A través del ángel azul de la ventana veo cómo regresa Elisa cargada con las bolsas de la compra. Es como la imagen de la Justicia. Parece cansada. El cansancio la dota de una belleza maternal, evanescente y trágica. También veo a Joseph y Nicole; la encantadora, atolondrada y divertida pareja de ancianos belgas que viven frente a nuestro chalet. Los he convertido en mis abuelos adoptivos. Yo los llamo, cariñosamente, los señores Olvido. La razón para llamarlos así es Nicole, que aparece en casa cada dos por tres para suplicarle a Elisa, chapurreando un castellano cómico; por favor, un poco de sal; por favor, unos terrores de azúcar; por favor, un vaso de aceite…O cualquier otra cosa. Además de aceite, azúcar o sal, mamá también presta a Nicole libros de poesía. La señora Olvido agradece los libros de poemas y todo lo demás, y alega siempre lo mismo: que su memoria ya no es lo que era. Con sus ojos de sirena despistada y su pelo teñido de amarillo limón o de amarillo trigo o de amarillo paja parece un hada madrina que ha perdido su varita mágica. La varita mágica de los cuentos de hadas para adolescentes que no desean crecer. Cuando nos quedamos solos, Elisa me cuenta que Nicole trabajó muy duro durante treinta y cinco años para una empresa de aceros alemana, que todos los días recorría cien kilómetros para ir al trabajo, que nunca tuvo hijos, que ahora anhela no haber tenido hijos…

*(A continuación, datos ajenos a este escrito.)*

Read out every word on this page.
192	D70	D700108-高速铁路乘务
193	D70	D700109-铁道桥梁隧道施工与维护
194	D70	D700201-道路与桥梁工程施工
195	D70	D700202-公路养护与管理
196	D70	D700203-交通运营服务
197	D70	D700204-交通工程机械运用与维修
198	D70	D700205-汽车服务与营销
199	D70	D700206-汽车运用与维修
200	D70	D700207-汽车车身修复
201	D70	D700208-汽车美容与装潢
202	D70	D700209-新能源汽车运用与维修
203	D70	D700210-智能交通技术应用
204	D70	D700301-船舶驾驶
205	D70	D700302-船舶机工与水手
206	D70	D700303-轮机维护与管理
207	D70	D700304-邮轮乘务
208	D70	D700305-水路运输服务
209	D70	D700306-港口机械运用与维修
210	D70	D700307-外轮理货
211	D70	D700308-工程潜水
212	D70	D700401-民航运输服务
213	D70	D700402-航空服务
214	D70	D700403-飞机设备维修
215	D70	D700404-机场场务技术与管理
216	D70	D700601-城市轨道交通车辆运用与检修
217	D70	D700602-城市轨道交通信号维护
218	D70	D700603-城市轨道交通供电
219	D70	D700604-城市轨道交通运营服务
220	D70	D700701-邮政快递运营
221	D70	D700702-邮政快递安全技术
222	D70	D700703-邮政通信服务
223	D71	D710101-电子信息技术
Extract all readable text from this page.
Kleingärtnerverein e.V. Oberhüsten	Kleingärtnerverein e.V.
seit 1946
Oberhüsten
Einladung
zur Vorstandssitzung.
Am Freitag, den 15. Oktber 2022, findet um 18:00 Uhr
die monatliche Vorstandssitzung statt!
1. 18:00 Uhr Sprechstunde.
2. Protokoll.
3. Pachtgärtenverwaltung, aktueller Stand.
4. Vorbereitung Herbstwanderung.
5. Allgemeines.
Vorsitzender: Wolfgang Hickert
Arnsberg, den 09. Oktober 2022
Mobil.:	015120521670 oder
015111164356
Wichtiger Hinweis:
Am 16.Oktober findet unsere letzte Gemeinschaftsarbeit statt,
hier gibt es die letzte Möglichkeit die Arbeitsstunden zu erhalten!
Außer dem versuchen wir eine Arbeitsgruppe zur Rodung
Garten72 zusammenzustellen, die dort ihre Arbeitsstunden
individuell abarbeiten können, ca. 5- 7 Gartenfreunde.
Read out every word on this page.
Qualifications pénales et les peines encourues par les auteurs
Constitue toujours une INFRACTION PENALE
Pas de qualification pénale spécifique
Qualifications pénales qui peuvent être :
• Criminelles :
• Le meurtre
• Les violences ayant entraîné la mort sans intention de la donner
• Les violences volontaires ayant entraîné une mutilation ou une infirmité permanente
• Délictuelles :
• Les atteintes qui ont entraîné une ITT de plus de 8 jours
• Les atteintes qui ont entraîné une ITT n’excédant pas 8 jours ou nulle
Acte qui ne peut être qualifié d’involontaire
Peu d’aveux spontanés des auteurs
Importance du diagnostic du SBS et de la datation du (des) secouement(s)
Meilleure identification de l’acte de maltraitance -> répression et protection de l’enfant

A través del ángel azul de la ventana contemplo cómo desayunan mis abuelos adoptivos. Cada día se repite el mismo ritual. Nicole deposita un beso en la frente del señor Olvido y una jarra de zumo de naranja en la mesa, junto a las tazas de café y las tostadas. Después de desayunar la señora Olvido se marcha a la playa a nadar durante una hora. Nicole es una gran nadadora. Su piel es oscura como la madera y sus ojos perturbadores como la noche. Cuando regresa de nadar, la señora Olvido lee en voz alta a Joseph delicados y suntuosos poemas de Emily Dickinson: ojalá fuese para ti el verano si los días de estío se te alejan…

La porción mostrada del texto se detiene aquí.